Lídice da Mata (PSB) e Walter Pinheiro (PT)

Sob o protesto da oposição, a bancada governista no Senado aprovou
ontem à noite, com o voto de dois baianos, Lídice da Mata (PSB) e
Walter Pinheiro (PT), medida provisória que explicita a permissão para
fabricantes de cigarro patrocinarem eventos institucionais, como
festivais de música – um exemplo é o antigo Free Jazz – e eventos
esportivos – as corridas de F-1.

A proposta, considerada um retrocesso ante a atual legislação que
proibiu a propaganda de cigarros e conseguiu reduzir, em 10 anos, o
estímulo ao fumo entre os jovens, segue para sanção da presidente Dilma
Rousseff. A medida provisória contraria a Convenção-Quatro sobre o
Controle do Uso do Tabaco, da OMS (Organização Mundial da Saúde),
assinada pelo Brasil. A medida permite que a indústria tabagista
responda a eventuais contestações sobre os patrocínios na Justiça.

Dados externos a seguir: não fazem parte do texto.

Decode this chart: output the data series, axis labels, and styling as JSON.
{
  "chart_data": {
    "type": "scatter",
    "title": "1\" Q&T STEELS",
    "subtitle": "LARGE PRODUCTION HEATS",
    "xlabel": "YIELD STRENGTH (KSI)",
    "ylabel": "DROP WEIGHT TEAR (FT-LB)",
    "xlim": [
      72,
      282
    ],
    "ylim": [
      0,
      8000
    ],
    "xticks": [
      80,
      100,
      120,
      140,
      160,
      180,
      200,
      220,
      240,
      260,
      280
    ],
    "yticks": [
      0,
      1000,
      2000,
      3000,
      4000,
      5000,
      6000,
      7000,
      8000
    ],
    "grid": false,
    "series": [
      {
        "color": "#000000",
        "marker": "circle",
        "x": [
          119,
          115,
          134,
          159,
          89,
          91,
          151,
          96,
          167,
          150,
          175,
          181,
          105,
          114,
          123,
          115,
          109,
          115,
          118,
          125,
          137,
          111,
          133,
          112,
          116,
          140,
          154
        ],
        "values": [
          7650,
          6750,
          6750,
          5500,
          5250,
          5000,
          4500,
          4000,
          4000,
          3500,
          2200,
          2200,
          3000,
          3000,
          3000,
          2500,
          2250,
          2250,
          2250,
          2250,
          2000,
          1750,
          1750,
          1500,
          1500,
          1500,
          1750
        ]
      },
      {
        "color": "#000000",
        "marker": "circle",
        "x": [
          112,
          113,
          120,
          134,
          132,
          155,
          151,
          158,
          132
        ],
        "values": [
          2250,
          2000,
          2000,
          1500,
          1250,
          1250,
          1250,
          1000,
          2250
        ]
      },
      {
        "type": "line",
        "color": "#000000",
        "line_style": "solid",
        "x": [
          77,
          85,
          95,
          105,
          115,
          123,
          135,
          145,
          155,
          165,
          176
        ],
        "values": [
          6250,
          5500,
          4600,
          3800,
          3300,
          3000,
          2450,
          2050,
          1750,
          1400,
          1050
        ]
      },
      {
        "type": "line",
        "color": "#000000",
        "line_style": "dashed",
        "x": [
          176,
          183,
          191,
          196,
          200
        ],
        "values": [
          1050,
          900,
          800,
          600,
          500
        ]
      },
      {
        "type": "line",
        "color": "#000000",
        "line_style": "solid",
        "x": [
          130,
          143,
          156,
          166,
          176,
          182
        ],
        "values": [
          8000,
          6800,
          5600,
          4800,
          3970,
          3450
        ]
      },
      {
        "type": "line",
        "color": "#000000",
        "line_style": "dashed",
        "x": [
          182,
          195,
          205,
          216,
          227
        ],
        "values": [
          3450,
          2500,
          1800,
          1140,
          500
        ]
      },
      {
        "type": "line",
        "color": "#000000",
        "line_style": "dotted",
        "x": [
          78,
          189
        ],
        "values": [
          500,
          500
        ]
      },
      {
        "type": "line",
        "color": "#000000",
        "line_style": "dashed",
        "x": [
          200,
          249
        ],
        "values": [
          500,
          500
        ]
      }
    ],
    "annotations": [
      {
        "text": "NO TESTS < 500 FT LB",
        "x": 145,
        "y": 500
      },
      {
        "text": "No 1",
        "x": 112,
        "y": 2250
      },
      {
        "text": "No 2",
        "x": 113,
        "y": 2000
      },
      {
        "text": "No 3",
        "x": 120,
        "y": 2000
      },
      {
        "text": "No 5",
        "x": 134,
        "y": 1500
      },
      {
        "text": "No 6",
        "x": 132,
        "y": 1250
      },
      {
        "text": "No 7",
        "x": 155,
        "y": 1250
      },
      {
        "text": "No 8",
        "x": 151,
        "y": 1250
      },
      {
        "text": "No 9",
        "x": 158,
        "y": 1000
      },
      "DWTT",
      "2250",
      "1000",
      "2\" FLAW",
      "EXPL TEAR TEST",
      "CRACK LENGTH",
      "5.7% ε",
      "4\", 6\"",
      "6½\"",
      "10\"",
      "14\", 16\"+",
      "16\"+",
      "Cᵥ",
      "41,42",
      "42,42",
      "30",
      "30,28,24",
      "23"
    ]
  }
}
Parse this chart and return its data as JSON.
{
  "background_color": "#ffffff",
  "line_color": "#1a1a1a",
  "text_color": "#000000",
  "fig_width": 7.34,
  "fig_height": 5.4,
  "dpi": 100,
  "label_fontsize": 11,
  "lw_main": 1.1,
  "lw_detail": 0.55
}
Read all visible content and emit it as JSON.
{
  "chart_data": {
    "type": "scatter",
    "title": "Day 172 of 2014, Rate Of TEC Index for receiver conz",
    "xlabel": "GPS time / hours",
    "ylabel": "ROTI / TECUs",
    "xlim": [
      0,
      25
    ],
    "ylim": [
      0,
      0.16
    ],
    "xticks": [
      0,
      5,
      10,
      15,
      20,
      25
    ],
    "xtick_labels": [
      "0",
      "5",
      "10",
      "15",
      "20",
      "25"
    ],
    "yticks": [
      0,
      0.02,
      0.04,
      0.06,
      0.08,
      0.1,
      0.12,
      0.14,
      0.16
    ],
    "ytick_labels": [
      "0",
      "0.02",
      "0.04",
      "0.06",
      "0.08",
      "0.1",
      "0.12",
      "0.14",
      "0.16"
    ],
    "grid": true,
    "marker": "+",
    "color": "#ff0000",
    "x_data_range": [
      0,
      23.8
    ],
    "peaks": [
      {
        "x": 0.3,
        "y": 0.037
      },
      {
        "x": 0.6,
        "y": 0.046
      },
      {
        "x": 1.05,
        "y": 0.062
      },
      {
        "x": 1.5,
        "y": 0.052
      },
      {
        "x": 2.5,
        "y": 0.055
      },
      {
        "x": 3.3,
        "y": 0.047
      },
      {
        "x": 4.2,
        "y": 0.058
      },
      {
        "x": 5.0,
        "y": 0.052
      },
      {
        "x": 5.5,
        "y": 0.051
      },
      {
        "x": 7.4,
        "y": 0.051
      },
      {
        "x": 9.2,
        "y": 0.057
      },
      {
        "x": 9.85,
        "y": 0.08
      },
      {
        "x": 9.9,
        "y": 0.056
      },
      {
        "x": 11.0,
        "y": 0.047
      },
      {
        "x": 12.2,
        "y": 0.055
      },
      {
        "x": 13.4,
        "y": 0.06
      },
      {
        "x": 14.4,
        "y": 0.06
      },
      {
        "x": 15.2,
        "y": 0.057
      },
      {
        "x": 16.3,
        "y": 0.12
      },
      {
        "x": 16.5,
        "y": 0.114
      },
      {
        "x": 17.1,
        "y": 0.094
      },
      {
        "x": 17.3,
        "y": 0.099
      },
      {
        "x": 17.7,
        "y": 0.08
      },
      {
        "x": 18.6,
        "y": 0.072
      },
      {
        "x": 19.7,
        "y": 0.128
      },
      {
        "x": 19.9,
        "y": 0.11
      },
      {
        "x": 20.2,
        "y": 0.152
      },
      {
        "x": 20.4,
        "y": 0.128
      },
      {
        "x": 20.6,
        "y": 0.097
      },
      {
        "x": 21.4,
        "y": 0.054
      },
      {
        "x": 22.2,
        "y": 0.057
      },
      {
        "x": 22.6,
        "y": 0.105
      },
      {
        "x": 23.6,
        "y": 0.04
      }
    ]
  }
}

“A medida provisória que estamos examinando hoje é absolutamente
inadmissível. Trata-se de propaganda de cigarros, abrindo uma brecha
para que se volte a fazer publicidade de cigarros, um atentado contra a
saúde do brasileiro e um retrocesso em matéria de política de saúde
pública em nosso país”, disse o senador Aloysio Nunes Ferreira
(PSDB-SP).

A proposta também prevê o aumento do IPI (Imposto sobre Produtos
Industrializados) sobre o cigarro e a proibição de criar lugares
exclusivos para fumantes. Com informações da Folha.